Sin embargo, la harina de soya y los alimentos que contienen soya podrían afectar la absorción del medicamento tiroideo levotiroxina. La absorción oral de T4 aumenta con el ayuno y disminuye con alimentos como la harina de soya (p. ej., fórmula infantil), la harina de semilla de algodón, las nueces, la fibra dietética, el calcio y los jugos fortificados con calcio. Esta es una interacción farmacocinética que afecta la absorción del medicamento, no un efecto directo sobre la fisiología de la glándula tiroidea en individuos sanos.
8.4 Interacción con warfarina
La leche de soya podría interactuar con ciertos medicamentos, como la warfarina, lo que resulta en una eficacia reducida. Además, los alimentos ricos en vitamina K incluyen la soya, entre otros vegetales; dado que la vitamina K antagoniza el efecto anticoagulante de la warfarina, cambios súbitos y grandes en el consumo de alimentos de soya podrían influir en la estabilidad del INR en pacientes que reciben terapia con warfarina.
8.5 Interacciones con el tamoxifeno y afecciones sensibles a hormonas
La soya podría interactuar con medicamentos como el tamoxifeno, utilizados para tratar afecciones sensibles a las hormonas como el cáncer de mama. Debido a la actividad fitoestrogénica de las isoflavonas y a la capacidad demostrada in vitro de influir en el metabolismo del estrógeno, esta interacción es de interés clínico, particularmente para las pacientes que reciben terapias hormonales para el cáncer de mama. Esto sigue siendo un área de investigación activa; los pacientes que reciben este tipo de terapias deben consultar con su oncólogo antes de usar suplementos de soya.
8.6 Cáncer de mama en mujeres con diagnósticos existentes
Con base en los efectos débiles similares a los del estrógeno de las isoflavonas genisteína y daidzeína, algunos investigadores y médicos se preocupan de que una alta ingesta de soya pueda aumentar el riesgo de cáncer. Sin embargo, la evidencia proveniente de estudios a nivel poblacional es generalmente tranquilizadora respecto al consumo de alimentos de soya entera. Los datos del Estudio OPUS no indican que la exposición a la soya o a las isoflavonas de soya aumente el riesgo de cáncer de mama, y los datos acumulados en la literatura respaldan esto. La preocupación es mayor en el caso de los suplementos de isoflavonas de dosis altas, en comparación con los alimentos de soya de la dieta.

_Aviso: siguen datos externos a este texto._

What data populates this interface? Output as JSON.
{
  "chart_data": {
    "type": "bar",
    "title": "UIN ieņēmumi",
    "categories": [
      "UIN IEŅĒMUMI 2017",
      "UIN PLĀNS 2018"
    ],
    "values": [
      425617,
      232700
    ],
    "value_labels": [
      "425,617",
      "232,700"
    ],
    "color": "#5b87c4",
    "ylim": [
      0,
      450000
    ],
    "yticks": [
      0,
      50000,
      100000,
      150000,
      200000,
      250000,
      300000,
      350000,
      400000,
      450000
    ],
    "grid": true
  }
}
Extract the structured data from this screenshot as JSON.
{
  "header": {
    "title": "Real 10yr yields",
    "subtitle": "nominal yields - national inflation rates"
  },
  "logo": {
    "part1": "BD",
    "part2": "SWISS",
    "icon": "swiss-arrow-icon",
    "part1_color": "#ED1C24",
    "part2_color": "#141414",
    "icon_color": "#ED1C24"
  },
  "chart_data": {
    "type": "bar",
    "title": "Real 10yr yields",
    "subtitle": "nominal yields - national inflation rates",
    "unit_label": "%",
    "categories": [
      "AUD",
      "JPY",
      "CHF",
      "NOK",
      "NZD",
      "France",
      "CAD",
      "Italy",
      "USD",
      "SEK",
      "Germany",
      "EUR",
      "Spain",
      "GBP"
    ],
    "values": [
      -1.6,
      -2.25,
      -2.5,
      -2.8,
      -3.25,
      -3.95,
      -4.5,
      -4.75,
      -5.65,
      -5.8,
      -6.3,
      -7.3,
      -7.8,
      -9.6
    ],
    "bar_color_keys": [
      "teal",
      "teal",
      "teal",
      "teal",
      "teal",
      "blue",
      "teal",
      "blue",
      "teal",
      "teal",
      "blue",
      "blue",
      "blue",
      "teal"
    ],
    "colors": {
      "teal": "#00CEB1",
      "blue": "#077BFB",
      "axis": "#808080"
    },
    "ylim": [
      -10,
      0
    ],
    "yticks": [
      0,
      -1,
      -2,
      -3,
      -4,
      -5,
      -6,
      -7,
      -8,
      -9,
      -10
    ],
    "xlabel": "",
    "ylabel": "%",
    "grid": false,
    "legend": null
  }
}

8.7 Hormonas reproductivas en hombres
Una revisión de estudios encontró que no hay evidencia que sugiera que la exposición a las isoflavonas aumente los niveles de estrógeno en sangre en hombres. Ni los alimentos de soya ni los suplementos de isoflavonas alteraron los niveles de hormonas reproductivas, como la testosterona, en hombres.
8.8 Factores antinutricionales y efectos digestivos
El ácido fítico, si bien a menudo se etiqueta como antinutriente porque se une a minerales como el hierro y el zinc y reduce su biodisponibilidad, ha sido reevaluado. Los métodos estándar de procesamiento de alimentos, como la cocción, la fermentación y el remojo, reducen sustancialmente la actividad de estos compuestos, mejorando la digestibilidad general y la absorción de minerales. La soya cruda o insuficientemente procesada contiene inhibidores de la tripsina que pueden interferir con la digestión de proteínas, aunque estos se inactivan mediante la cocción estándar.